Medicine · Renal Medicine (AKI, CKD, Nephrotic/Nephritic, RTA, Electrolytes)

A 35-year-old woman with type 1 distal RTA (urinary pH persistently >5.5 despite acidaemia) develops bilateral nephrolithiasis and nephrocalcinosis. Which biochemical mechanism directly links distal RTA to stone formation?
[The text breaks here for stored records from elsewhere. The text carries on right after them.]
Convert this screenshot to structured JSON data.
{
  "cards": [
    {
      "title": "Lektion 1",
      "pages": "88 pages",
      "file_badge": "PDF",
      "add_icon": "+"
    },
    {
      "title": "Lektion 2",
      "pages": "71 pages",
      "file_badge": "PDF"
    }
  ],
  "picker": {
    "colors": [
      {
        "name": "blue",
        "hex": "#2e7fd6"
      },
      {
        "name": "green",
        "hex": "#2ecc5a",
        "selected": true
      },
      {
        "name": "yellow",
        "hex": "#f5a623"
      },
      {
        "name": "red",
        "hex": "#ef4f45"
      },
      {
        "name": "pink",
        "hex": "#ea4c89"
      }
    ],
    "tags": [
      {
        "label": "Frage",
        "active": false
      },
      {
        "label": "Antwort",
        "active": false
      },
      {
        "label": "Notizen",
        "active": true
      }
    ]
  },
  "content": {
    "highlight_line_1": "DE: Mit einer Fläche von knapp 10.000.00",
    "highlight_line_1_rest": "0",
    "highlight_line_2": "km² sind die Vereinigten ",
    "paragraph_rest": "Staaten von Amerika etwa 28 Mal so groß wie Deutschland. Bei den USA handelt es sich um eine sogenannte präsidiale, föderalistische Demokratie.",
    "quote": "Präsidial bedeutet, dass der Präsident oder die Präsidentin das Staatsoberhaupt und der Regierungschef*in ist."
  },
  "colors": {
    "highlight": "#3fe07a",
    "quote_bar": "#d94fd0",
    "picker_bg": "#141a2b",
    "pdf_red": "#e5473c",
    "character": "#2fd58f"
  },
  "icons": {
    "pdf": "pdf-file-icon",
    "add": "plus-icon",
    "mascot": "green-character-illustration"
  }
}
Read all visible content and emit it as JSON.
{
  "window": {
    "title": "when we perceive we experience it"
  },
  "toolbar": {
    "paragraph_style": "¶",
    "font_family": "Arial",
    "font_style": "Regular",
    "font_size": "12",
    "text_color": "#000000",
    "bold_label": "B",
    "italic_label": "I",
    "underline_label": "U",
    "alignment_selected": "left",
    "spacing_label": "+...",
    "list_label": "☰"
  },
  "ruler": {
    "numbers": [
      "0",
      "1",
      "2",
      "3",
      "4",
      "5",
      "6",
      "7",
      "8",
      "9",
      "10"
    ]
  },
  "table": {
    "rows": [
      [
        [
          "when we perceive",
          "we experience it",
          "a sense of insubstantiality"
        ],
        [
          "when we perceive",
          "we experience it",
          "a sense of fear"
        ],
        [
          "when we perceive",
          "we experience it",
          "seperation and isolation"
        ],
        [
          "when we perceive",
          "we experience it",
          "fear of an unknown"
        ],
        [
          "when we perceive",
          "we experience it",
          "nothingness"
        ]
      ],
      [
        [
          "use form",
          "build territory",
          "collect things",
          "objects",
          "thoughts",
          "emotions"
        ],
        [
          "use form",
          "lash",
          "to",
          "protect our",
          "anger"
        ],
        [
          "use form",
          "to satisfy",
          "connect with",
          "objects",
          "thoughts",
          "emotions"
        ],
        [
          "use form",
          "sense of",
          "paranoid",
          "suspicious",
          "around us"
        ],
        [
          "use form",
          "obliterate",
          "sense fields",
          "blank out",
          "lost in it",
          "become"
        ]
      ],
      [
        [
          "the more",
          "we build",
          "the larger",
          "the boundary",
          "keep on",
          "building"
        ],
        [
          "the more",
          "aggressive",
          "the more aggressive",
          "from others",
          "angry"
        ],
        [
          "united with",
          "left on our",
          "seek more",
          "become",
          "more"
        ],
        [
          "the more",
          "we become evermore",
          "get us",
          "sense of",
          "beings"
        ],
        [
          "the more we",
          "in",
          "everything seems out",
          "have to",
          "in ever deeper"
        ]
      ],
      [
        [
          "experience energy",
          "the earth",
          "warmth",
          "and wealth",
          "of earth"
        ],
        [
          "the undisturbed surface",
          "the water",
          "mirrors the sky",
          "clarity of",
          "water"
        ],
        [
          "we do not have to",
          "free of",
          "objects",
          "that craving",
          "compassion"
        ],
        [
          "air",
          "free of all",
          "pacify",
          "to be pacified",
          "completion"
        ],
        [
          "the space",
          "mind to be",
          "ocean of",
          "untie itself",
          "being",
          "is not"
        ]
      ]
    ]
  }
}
  • A Impaired H+ secretion by alpha-intercalated cells leads to hypercalciuria and hypocitraturia, promoting calcium phosphate stone precipitation at alkaline urinary pH
  • B Systemic acidosis reduces renal tubular bicarbonate reabsorption, increasing urinary calcium excretion
  • C Reduced urinary ammonium production concentrates calcium oxalate in tubular fluid
  • D Impaired proximal tubular glucose reabsorption raises urinary oxalate concentrations
Correct answer: A. Impaired H+ secretion by alpha-intercalated cells leads to hypercalciuria and hypocitraturia, promoting calcium phosphate stone precipitation at alkaline urinary pH

Explanation

In type 1 (distal) RTA, alpha-intercalated cells cannot secrete adequate H+ into collecting duct lumen. Systemic acidosis triggers bone buffering, releasing calcium and phosphate; hypercalciuria results. Simultaneously, proximal citrate reabsorption increases in acidosis, causing hypocitraturia (citrate normally inhibits calcium crystal nucleation). The alkaline urine (pH >6.0) favours calcium phosphate (hydroxyapatite) precipitation rather than calcium oxalate. This trifecta — hypercalciuria + hypocitraturia + alkaline urine — accounts for the nephrocalcinosis and nephrolithiasis characteristic of dRTA.

Reference: Harrison's Principles of Internal Medicine, 21st ed.